On Thursday, Pat Cash raised the debate again about women playing best of five sets at Grand Slam tournaments. “I’m all for a five-set final, that’s where it should start”.
I’m totally in agreement.
The 2016 edition of the Australian Open was an extremely underwhelming one on the men’s side, with Novak Djokovic drubbing Roger Federer in the semis before a one-sided final win over Andy Murray, who admitted afterwards that mentally he was halfway back to Britain to attend to his expecting wife.
On the men’s side, the later stages were largely uneventful, and the routine of Djokovic beating Murray in the final had become a predictable sight for viewers over the years.
One match brought a smile to the fans’ faces at the end of the tournament, though, and ensured it ended with a better feeling.
It was the epic women’s final between Serena Williams and Angelique Kerber.
A battle between a legend – someone so accomplished that she is an icon comparable to anyone in any other sport – and a then underachiever, someone who hadn’t made it past a semi final.
Serena usually proved too much for less experienced players on the big stage, and she produced a scintillating display.
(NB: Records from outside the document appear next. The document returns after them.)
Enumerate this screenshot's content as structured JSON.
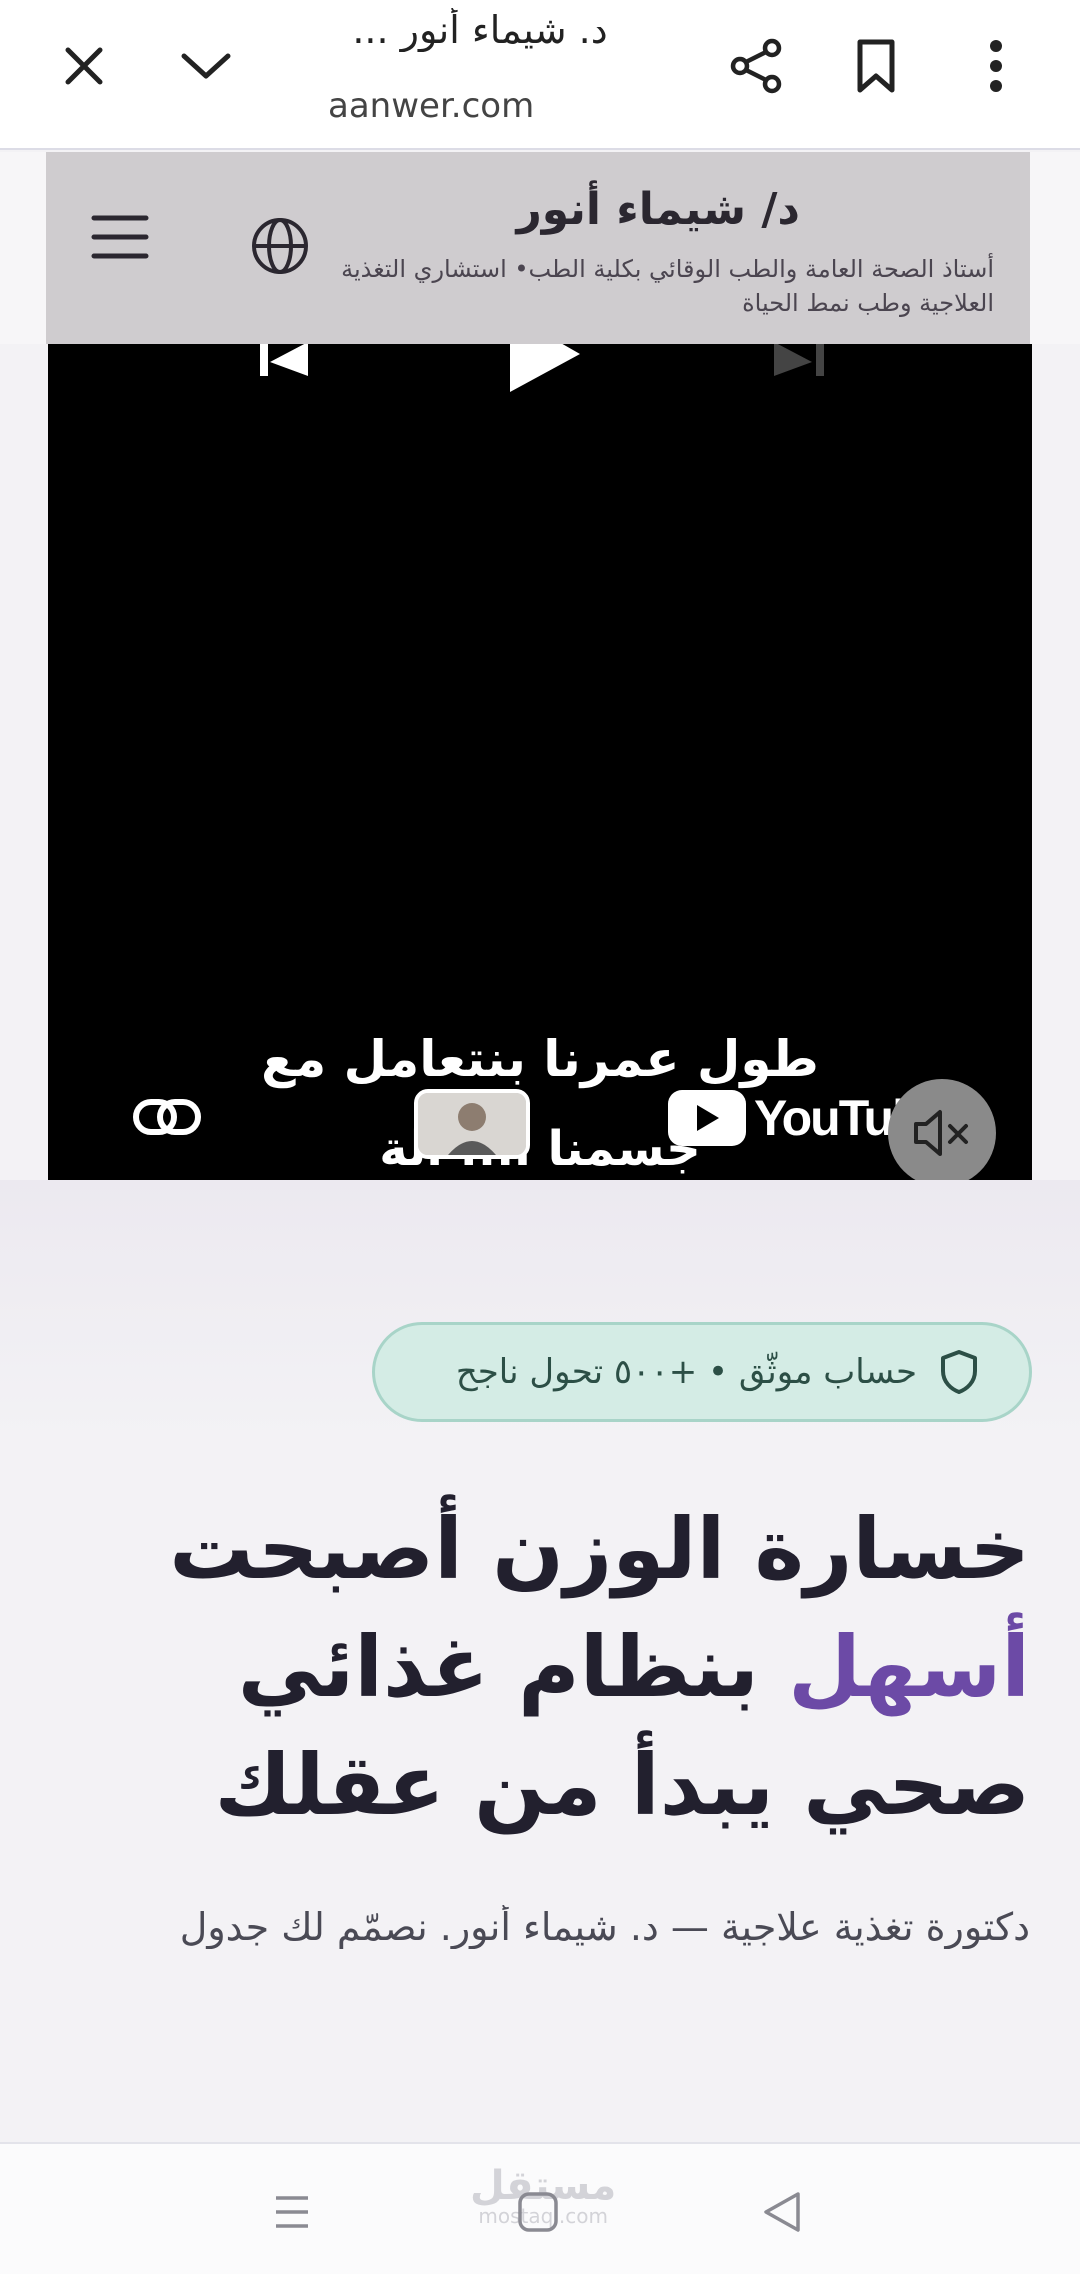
{
  "browser": {
    "title": "د. شيماء أنور ...",
    "url_prefix": "a",
    "url": "aanwer.com"
  },
  "site": {
    "name": "د/ شيماء أنور",
    "tagline": "أستاذ الصحة العامة والطب الوقائي بكلية الطب• استشاري التغذية العلاجية وطب نمط الحياة"
  },
  "video": {
    "caption_line1": "طول عمرنا بنتعامل مع",
    "caption_line2": "جسمنا أ... الة",
    "youtube_label": "YouTube"
  },
  "badge": {
    "text": "حساب موثّق • +٥٠٠ تحول ناجح"
  },
  "hero": {
    "headline_part1": "خسارة الوزن أصبحت ",
    "headline_accent": "أسهل",
    "headline_part2": " بنظام غذائي صحي يبدأ من عقلك",
    "subtext": "دكتورة تغذية علاجية — د. شيماء أنور. نصمّم لك جدول"
  },
  "watermark": {
    "main": "مستقل",
    "sub": "mostaql.com"
  },
  "colors": {
    "accent": "#6c4aa6",
    "badge_bg": "#d4ece5",
    "badge_text": "#2c4f46"
  }
}
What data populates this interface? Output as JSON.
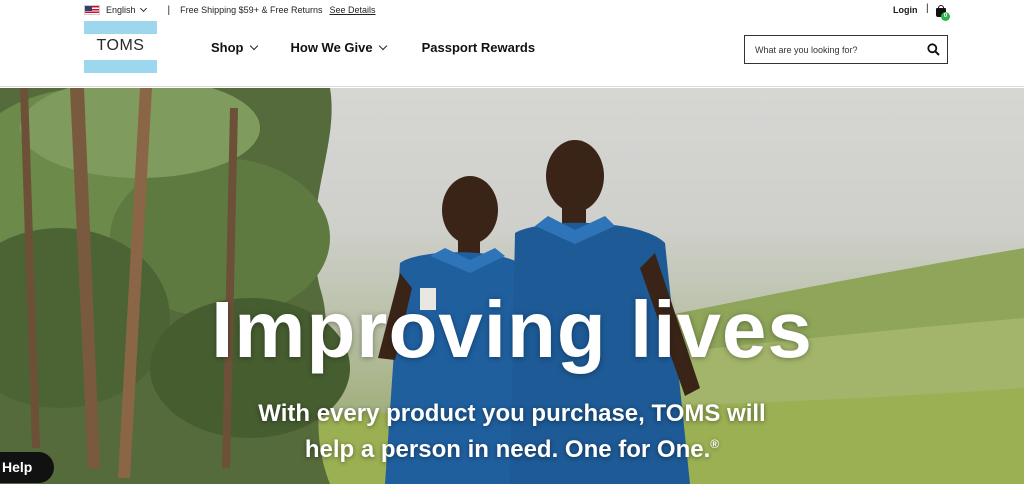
{
  "topbar": {
    "language": "English",
    "shipping": "Free Shipping $59+ & Free Returns",
    "see_details": "See Details"
  },
  "logo": {
    "text": "TOMS"
  },
  "nav": {
    "items": [
      {
        "label": "Shop",
        "dropdown": true
      },
      {
        "label": "How We Give",
        "dropdown": true
      },
      {
        "label": "Passport Rewards",
        "dropdown": false
      }
    ]
  },
  "account": {
    "login": "Login",
    "cart_count": "0"
  },
  "search": {
    "placeholder": "What are you looking for?"
  },
  "hero": {
    "title": "Improving lives",
    "subtitle_line1": "With every product you purchase, TOMS will",
    "subtitle_line2": "help a person in need. One for One.",
    "registered": "®"
  },
  "help": {
    "label": "Help"
  },
  "icons": [
    "us-flag-icon",
    "chevron-down-icon",
    "cart-icon",
    "search-icon"
  ],
  "colors": {
    "logo_blue": "#9dd7ee",
    "cart_badge": "#2fb24c",
    "uniform_blue": "#1f5f9e"
  }
}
On the other side, though, Kerber’s determination proved too strong, and the match ended in a thrilling three-set tussle to secure the German her first grand slam title.
Even more terrific was the sports(wo)manship of the occasion, with Serena walking across the net to Kerber’s side at the end of the match and engaging the elated 28-year-old in a long, sincere and heartfelt embrace. The match was a jewel in the two week tournament’s crown.
The only thing this writer regretted was that it wasn’t longer.
Grand slam tennis finals are not events that should merely go for around one to two hours. This isn’t the Big Bash. This is a serious event, one where both players should be tested physically and mentally to their capacity.
All too often, when a nervous and inexperienced female player takes the court in a Slam final, they are beaten within the first fifteen minutes – meaning they will be nervous, drop serve a couple of times, and, within the blink of an eye, be down against a more experienced player 4-1 or 5-2.
First set basically over, and if they drop serve early in the second, they might as well be thinking about the sombre dinner they’ll be having in an hour, packing their luggage and catching the red eye out of Melbourne.
It doesn’t do justice to the players or the fans.
I can totally understand the physical differences between men and women, and therefore have no problem with the first six rounds of the female draw being best of three – indeed plenty of male players have to retire in the earlier rounds due to heat and injuries sustained in the gruelling best of five conditions.
But surely once the final stage is set, once the two remaining players in the draw are standing opposite each other on Rod Laver Arena on Saturday at 7pm, this should be a battle not just of backhand, forehand and serve, but of physical endurance and mental resilience. There is no better way to test this than in a best-of-five match.
Nothing should be left in the tank when playing for a grand slam trophy and $4 million.
This is not a matter of wanting female finalists to ‘work the same amount’ for the same pay, but for the sheer entertainment and enjoyment it would bring the fans. There would be no greater advertisement for women’s tennis and sport.
Surely those in support of women’s tennis don’t want the final to be a mere appetiser to the match the following night- a smaller portion designed to whet the appetite. It should be a separate, but equal showpiece, a counterpoint to the men’s final.